The events added to the growing turmoil in Tunisia, where the transition from dictatorship to democracy has been shaken by religious divides, political wrangling and economic struggles. It’s been a perilous stretch for a country many hoped would be a model for other post-revolutionary Arab states.

People from across the nation flowed into Tunis to lay to rest 48-year-old Chokri Belaid, a lawyer and top figure in the Popular Front alliance who was shot dead Wednesday. Thousands helped carry the coffin of the so-called “defender of the poor” from his parents’ home to the Jellaz Cemetery a few miles away.

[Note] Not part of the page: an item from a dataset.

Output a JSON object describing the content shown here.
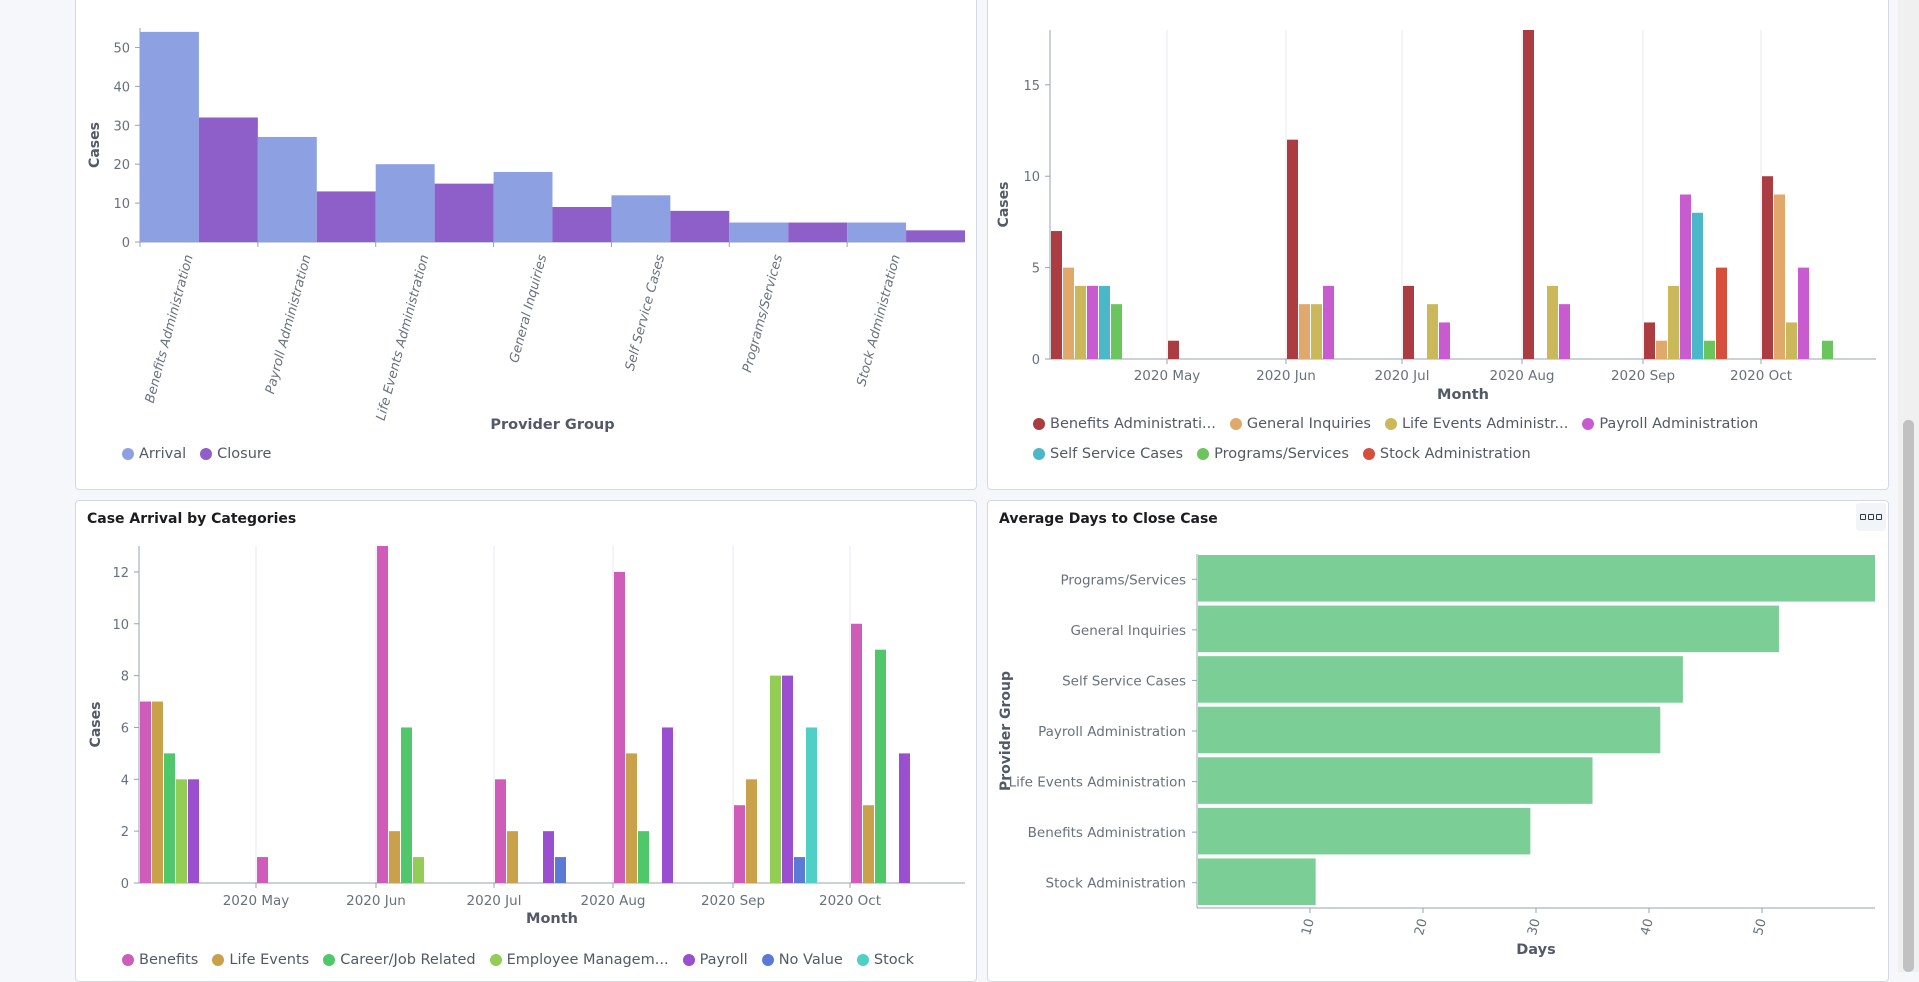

The funeral “was one of the most impressive in the history of Tunisia,” historian Slahhedine Jourchi said, as demonstrators marched and chanted against the ruling Islamists. The turnout at the funeral was boosted due to a general strike called by Tunisia’s most powerful labor union in honor of Belaid.

Hamma Hammami of the Tunisian Workers Party gave a eulogy as Belaid’s friends and relatives wept.

“Sleep well Chokri. We will continue the fight,” the leftist leader promised as the acrid smell of tear gas from the clashes near the cemetery invaded the air.

Tunisians overthrew their long-ruling dictator Zine El Abidine Ben Ali in January 2011, kicking off the Arab Spring revolutions. In the two years since, a moderate Islamist party, Ennahda, won elections and has governed in a coalition with two secular parties.

But the ruling coalition’s failure to stem the country’s economic crisis and stop the often-violent rise of hard-line Salafi Muslims have drawn fierce criticism, especially from staunch secularists such as Belaid. He had also accused Ennahda of backing some of the political violence through its own goon squads.

Belaid was shot dead while in his car outside his home by an unknown assailant.